His interest in the Latinx community dates back to the early 2000s, when he learned to speak Spanish at age 11. Years later, as a Latin American Studies major at Georgetown University, he taught English to students in Paraguay. While he was working toward his MSW at Virginia Commonwealth University, he conducted a mental health needs assessment in the Peruvian Highlands. And then, while he was applying to doctoral programs in social work, he was providing mental health counseling in Spanish to clients at a clinic in Virginia.
Choosing BCSSW for his doctorate in social work was easy, he says. “There is a very strong cadre of Latinx-focused researchers at B.C., and it’s sort of unique in the social work world.”
As part of his fellowship, Hodges assembled a team of social workers, psychologists, and biostatisticians who will support his research into Puerto Rican migrants. He says his mentors, including BCSSW faculty Christopher Salas-Wright and Rocío Calvo, will help him analyze data, give him pointers for writing a 200-page dissertation, and teach him how to conduct research in conjunction with the Latinx community.
Salas-Wright, who studies the social, cultural, and economic challenges facing immigrants, calls Hodges an “exceedingly hard worker” whose particular brand of research combines his clinical experience with innovative questions and cutting-edge methodologies.
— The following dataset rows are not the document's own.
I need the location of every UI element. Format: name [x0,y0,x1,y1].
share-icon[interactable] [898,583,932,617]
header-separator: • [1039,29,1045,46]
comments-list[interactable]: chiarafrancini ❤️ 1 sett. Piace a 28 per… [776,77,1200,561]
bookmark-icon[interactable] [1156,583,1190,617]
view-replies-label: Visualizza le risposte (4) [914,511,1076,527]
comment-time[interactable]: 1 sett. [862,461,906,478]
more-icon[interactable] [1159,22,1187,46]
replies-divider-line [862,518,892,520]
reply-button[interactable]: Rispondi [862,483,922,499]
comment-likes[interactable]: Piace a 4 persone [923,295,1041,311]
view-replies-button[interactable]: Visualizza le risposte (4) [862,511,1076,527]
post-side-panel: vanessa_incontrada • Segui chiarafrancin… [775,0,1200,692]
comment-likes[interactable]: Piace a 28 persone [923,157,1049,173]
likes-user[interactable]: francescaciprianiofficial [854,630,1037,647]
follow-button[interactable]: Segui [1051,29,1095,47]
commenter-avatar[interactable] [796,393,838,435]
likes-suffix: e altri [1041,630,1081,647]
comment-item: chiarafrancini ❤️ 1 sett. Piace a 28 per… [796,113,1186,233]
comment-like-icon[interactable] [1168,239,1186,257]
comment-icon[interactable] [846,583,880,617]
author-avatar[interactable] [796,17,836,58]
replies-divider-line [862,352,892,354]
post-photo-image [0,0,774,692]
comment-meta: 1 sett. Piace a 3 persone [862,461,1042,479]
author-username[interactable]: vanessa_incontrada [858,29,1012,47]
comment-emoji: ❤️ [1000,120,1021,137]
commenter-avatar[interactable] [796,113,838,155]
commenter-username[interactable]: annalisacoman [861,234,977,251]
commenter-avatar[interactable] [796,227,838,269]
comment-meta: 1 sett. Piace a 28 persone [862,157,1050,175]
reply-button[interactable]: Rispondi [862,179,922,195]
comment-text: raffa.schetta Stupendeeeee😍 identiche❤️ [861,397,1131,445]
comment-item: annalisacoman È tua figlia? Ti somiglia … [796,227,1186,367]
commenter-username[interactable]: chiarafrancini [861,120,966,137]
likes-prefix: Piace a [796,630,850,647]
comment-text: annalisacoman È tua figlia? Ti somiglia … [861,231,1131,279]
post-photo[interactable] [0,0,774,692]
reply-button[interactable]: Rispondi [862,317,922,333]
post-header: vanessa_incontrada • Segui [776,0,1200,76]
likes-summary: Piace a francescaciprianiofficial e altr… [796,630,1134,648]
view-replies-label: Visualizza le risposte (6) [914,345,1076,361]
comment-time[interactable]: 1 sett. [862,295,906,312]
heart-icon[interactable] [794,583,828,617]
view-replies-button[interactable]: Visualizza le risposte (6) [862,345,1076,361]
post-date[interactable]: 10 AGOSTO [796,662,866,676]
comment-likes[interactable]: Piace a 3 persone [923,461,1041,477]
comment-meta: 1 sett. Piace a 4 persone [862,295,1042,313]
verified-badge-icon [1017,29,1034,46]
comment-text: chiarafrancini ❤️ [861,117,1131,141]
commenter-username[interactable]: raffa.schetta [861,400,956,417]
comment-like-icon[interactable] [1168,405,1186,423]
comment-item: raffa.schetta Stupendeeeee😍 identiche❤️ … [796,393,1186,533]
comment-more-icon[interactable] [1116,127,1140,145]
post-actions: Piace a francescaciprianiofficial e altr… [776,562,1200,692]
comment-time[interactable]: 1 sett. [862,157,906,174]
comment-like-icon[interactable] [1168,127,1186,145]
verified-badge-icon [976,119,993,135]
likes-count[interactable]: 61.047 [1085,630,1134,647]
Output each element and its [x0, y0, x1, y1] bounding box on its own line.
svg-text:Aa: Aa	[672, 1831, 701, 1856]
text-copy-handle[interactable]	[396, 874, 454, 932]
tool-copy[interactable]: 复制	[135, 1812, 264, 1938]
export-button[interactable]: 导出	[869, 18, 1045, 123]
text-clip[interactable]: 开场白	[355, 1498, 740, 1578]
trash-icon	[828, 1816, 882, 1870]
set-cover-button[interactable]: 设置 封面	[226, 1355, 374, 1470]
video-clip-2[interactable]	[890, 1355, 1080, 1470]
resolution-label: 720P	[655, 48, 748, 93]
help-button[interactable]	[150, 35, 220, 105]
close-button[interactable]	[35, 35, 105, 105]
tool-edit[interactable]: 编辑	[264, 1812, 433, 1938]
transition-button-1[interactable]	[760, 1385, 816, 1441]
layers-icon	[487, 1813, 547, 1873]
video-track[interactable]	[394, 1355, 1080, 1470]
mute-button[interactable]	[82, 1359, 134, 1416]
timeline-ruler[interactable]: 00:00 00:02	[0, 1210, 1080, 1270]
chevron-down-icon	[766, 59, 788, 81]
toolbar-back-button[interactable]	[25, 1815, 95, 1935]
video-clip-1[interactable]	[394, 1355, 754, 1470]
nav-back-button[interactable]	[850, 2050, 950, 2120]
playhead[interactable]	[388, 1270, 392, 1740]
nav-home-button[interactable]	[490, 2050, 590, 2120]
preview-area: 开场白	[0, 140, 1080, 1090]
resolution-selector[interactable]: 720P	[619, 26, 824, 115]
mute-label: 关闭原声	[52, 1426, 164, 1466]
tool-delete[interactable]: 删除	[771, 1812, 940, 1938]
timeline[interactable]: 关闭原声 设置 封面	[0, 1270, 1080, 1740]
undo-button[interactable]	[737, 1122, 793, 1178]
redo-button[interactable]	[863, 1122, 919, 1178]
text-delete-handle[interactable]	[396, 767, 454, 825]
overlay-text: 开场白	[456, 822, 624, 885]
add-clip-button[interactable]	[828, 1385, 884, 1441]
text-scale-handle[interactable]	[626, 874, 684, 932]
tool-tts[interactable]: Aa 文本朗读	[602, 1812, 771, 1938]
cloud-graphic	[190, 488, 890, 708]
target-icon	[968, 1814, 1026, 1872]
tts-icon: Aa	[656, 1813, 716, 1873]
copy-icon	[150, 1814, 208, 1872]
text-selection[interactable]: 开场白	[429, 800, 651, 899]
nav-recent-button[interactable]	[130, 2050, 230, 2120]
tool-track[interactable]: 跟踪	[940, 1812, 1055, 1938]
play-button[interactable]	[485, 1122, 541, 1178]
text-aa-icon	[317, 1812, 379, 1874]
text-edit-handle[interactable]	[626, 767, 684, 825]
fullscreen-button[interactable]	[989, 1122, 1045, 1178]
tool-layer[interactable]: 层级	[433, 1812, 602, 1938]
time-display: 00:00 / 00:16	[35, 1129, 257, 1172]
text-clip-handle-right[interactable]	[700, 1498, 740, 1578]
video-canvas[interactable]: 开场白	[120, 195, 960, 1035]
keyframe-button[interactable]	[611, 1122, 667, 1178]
Calvo, an associate professor and founding director of the Latinx Leadership Initiative at BCSSW, describes Hodges as a “very promising mixed-methods scholar” with a clear goal of reducing health inequities among Latinx people.
“His dissertation work will provide new insights into how displaced Puerto Ricans and other Latin American migrant populations engage in behavioral health services and how we can improve access to care,” says Salas-Wright, who notes that his pupil’s research is an outgrowth of his own ongoing study of 500 parents and children who moved to the mainland in the wake of Hurricane Maria. “His dissertation aims reflect social work research at its best—they take serious context and culture, and they are centered on real-world, practice-focused issues.”
As Calvo puts it: “His dissertation work will help advance our understanding of effective interventions to increase the access and utilization of healthcare among Puerto Ricans.”
Hodges believes that he would not have received the fellowship had he not taken BCSSW’s grant writing course for doctoral students. He says his professor, Kirsten Davison, associate dean for research, helped him through the entire application process, from conceptualizing his proposal to fine-tuning a seemingly endless number of drafts.
“Kirsten is very savvy about how to think about the different perspectives of the people who are going to be looking at your grant application and how you can connect your research interests with what funders want to see,” says Hodges. “I was clueless about how to apply for a grant before this. She really showed me the road.”
He hopes that research training from Salas-Wright, Calvo, and other mentors will set him up for career success. His goal, he says, is to land a tenure-track faculty position at a top-tier research university after he graduates from BC in 2024.
“I’m passionate about providing high quality behavioral health services for Latinx individuals, and particularly Latin American immigrants,” says Hodges. “And so I think understanding why people are seeking treatment, how they’re accessing services, and how they’re navigating those systems of care is a much broader research program that I want to keep going.”